Introduzione al Private KYC su Starknet
StarkWare ha lanciato il Private KYC su Starknet, una demo che consente agli utenti di soddisfare i controlli know-your-customer senza dover fornire alle aziende copie complete dei documenti d’identità. Questo sistema utilizza prove STARK a conoscenza zero e funzionalità di privacy STRK20 per confermare fatti specifici, come età, credenziali valide o idoneità.
“I controlli d’identità attuali richiedono l’intero documento, mentre in realtà hanno bisogno solo di un fatto”, ha dichiarato il team di Starknet.
L’obiettivo del sistema è permettere ai verificatori di confermare le informazioni necessarie mantenendo i dettagli del passaporto, gli indirizzi e altri dati personali al di fuori dei database aziendali.
Funzionamento del Private KYC
Il Private KYC su Starknet consente di verificare ciò che è rilevante senza dover custodire i dati degli utenti. “Prova il fatto, non il file” è il motto del processo QRT, che inizia quando un utente scansiona un passaporto tramite il proprio smartphone. La fotocamera del telefono e il chip NFC verificano che il documento sia autentico e firmato dall’autorità emittente.
Successivamente, gli utenti possono crittografare i dati d’identità in un wallet Starknet. StarkWare ha affermato che gli utenti possono registrare attributi selezionati in un registro pubblico on-chain, consentendo ai verificatori di controllare le prove a conoscenza zero senza accedere ai dati d’identità sottostanti.
Contesto e necessità del Private KYC
Il lancio di questa funzionalità avviene in un contesto in cui le aziende affrontano costi crescenti per la memorizzazione dei dati personali. I controlli KYC richiedono spesso passaporti, indirizzi e altri documenti, i quali possono comportare rischi una volta archiviati nei sistemi aziendali. L’Identity Theft Resource Center ha riportato 3.322 compromissioni di dati negli Stati Uniti nel 2025, un numero record e un aumento del 79% in cinque anni.
IBM ha stimato che il costo medio globale di una violazione dei dati ammonti a 4,4 milioni di dollari nel suo rapporto del 2025. Gli utenti di criptovalute hanno già sperimentato il rischio di esposizione dei dati d’identità: Ledger ha subito una violazione nel 2020 che ha compromesso oltre 1 milione di indirizzi email, insieme a nomi, numeri di telefono e indirizzi fisici.
“Il Private KYC dimostra che verifica e privacy non sono in conflitto”, ha affermato StarkWare.
Integrazione con il framework STRK20
L’azienda ha sottolineato che le istituzioni dovrebbero poter confermare requisiti specifici senza dover creare un’altra copia dell’identità di qualcuno per garantire la protezione.
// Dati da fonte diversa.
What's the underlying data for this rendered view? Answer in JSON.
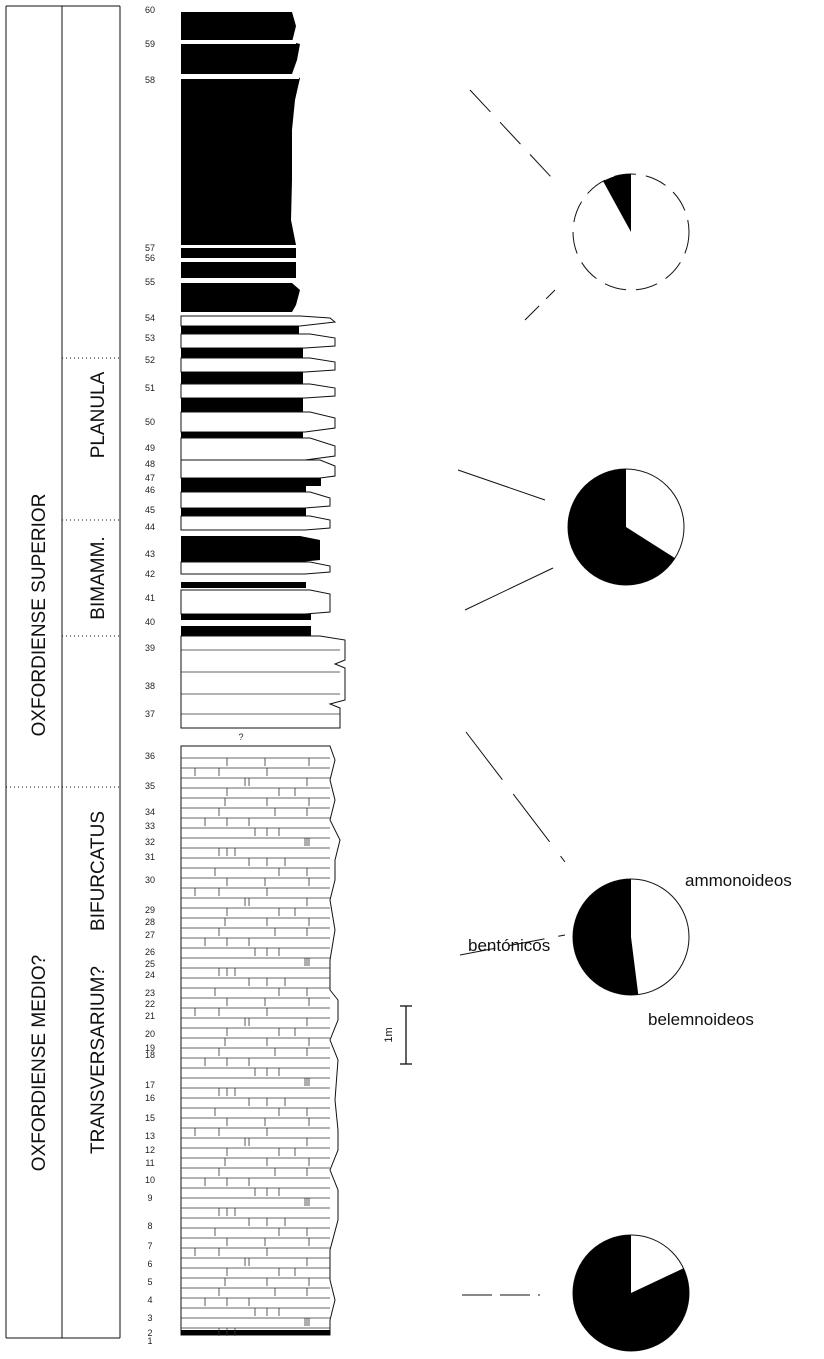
{
  "column": {
    "stage_upper": "OXFORDIENSE SUPERIOR",
    "stage_middle": "OXFORDIENSE MEDIO?",
    "zones": {
      "planula": "PLANULA",
      "bimammatum": "BIMAMM.",
      "bifurcatus": "BIFURCATUS",
      "transversarium": "TRANSVERSARIUM?"
    },
    "uncertain_mark": "?",
    "scale_label": "1m",
    "bed_numbers": [
      "60",
      "59",
      "58",
      "57",
      "56",
      "55",
      "54",
      "53",
      "52",
      "51",
      "50",
      "49",
      "48",
      "47",
      "46",
      "45",
      "44",
      "43",
      "42",
      "41",
      "40",
      "39",
      "38",
      "37",
      "36",
      "35",
      "34",
      "33",
      "32",
      "31",
      "30",
      "29",
      "28",
      "27",
      "26",
      "25",
      "24",
      "23",
      "22",
      "21",
      "20",
      "19",
      "18",
      "17",
      "16",
      "15",
      "13",
      "12",
      "11",
      "10",
      "9",
      "8",
      "7",
      "6",
      "5",
      "4",
      "3",
      "2",
      "1"
    ]
  },
  "pies": [
    {
      "id": "pie-1",
      "black_fraction": 0.08,
      "white_fraction": 0.92
    },
    {
      "id": "pie-2",
      "black_fraction": 0.66,
      "white_fraction": 0.34
    },
    {
      "id": "pie-3",
      "black_fraction": 0.52,
      "white_fraction": 0.48
    },
    {
      "id": "pie-4",
      "black_fraction": 0.82,
      "white_fraction": 0.18
    }
  ],
  "legend": {
    "ammonoids": "ammonoideos",
    "benthics": "bentónicos",
    "belemnoids": "belemnoideos"
  }
}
Il Private KYC si basa sul più ampio framework di privacy STRK20 di Starknet, che consente agli asset ERC-20 di utilizzare saldi protetti e trasferimenti privati, mantenendo un percorso per la divulgazione legale e mirata quando necessario.
Come riportato in precedenza da crypto.news, Starknet ha lanciato la privacy STRK20 per i token ERC-20 all’inizio di questo mese, permettendo agli utenti di spostare asset tra stati pubblici e protetti, mentre le prove a conoscenza zero confermano che le azioni private seguono le regole della rete. STRK20 è ufficialmente attivo, offrendo privacy pratica per tutti gli asset, accessibile con un clic e con una profonda integrazione DeFi.
Prospettive future e considerazioni legali
In un aggiornamento recente, crypto.news ha coperto StarkWare e Sui mentre entrambi i progetti si muovono verso strumenti di privacy con funzionalità di conformità. StarkWare ha chiarito che STRK20 non deve essere considerato una garanzia di approvazione legale, ma piuttosto un framework basato sul rischio.
Il Private KYC applica lo stesso approccio ai controlli d’identità, non eliminando il KYC, ma limitando ciò che le aziende ricevono quando hanno bisogno di confermare solo un fatto. Il sistema utilizza un modello di auto-custodia legato a un wallet Starknet, il che significa che gli utenti mantengono il controllo sui dati d’identità crittografati, evitando di inviare file completi a ogni piattaforma che richiede verifica.
Questo modello differisce da World ID, che utilizza anch’esso prove a conoscenza zero, ma ha affrontato critiche per i controlli biometrici tramite hardware di scansione dell’iride. La demo di StarkWare si concentra su controlli basati su passaporto, verifica telefonica e divulgazione selettiva tramite Starknet.
L’adozione di questa tecnologia dipenderà dalla revisione legale, dal supporto delle applicazioni, dalla fiducia dei verificatori e dai test di sicurezza. Per ora, la demo aggiunge la verifica dell’identità alla roadmap di privacy di StarkWare e pone l’esposizione dei dati KYC al centro della discussione.